On Martha’s Vineyard, Ellinor’s house gained a reputation for sumptuous meals — one night it might be steamed lobster and a few days later she would make an Indian curry. Before dinner, someone might be playing classical guitar on a low stage that sat on one side of the living room. Outside, a few guests were slugging it out at boules — Ellinor had fallen in love with the European game and had installed a boules-piste.

Ellinor thought of herself primarily as a writer and in 1987 she published her first book, Plain Talk About Acupuncture. She followed it in 1995 with Fighting Drug Abuse with Acupuncture: The Treatment That Works. Recently, a caregiver browsing the bookshelves in Laura Mitchell’s house found a binder of poems Ellinor had written between 1950 and 1985. The poems, apparently unseen for decades, touched on the various subjects that interested her when she was young.

In 2007, she wrote a piece for Martha’s Vineyard magazine on sheepdogs’ unerring ability to herd their charges.

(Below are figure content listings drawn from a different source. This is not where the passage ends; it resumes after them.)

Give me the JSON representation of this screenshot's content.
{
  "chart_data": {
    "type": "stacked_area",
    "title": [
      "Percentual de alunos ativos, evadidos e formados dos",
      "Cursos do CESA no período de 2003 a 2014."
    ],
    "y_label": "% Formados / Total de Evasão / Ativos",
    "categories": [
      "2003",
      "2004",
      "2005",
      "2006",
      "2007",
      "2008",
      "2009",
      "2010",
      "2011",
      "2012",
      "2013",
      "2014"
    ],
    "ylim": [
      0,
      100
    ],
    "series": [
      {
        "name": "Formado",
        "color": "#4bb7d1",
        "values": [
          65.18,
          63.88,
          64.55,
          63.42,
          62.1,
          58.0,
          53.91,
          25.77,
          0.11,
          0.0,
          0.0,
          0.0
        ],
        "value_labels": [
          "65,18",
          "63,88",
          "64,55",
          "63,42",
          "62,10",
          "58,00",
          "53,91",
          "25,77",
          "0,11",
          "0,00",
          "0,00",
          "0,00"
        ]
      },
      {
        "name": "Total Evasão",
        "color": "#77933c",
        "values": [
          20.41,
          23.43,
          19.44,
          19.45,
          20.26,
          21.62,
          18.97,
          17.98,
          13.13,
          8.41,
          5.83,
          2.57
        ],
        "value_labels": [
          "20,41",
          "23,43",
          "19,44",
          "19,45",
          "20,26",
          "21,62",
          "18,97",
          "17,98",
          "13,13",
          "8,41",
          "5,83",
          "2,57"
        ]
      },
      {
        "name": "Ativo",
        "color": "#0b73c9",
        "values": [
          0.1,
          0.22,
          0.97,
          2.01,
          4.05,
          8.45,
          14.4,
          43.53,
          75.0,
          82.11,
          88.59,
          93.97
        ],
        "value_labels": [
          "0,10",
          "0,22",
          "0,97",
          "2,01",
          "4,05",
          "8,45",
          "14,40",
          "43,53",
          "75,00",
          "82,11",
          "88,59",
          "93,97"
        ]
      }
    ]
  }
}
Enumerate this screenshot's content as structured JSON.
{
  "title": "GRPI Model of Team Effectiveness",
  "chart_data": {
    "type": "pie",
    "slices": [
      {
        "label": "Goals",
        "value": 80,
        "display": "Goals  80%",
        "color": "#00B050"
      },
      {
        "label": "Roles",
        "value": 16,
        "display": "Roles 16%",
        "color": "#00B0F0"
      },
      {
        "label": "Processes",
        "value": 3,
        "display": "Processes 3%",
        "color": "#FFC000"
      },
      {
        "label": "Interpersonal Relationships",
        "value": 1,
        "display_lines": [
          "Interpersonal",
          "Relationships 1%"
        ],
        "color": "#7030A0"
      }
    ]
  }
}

At the time of her death she was working on a couple of non-fiction projects.

Ray Gordon died of acute leukemia in January of 2008.

Near the end of her life, Ellinor spent most of her time indoors, reading, listening to reggae and flamenco music, and talking to friends and family members who stopped by for a visit.

Ellinor is survived by her daughters, Jennifer Mitchell-Nevin, Diana Mitchell and Laura Mitchell; her sons, Robert Mitchell and Stephen Mitchell; her brothers, David Taylor and Michael Taylor; her extended family and eight grandchildren.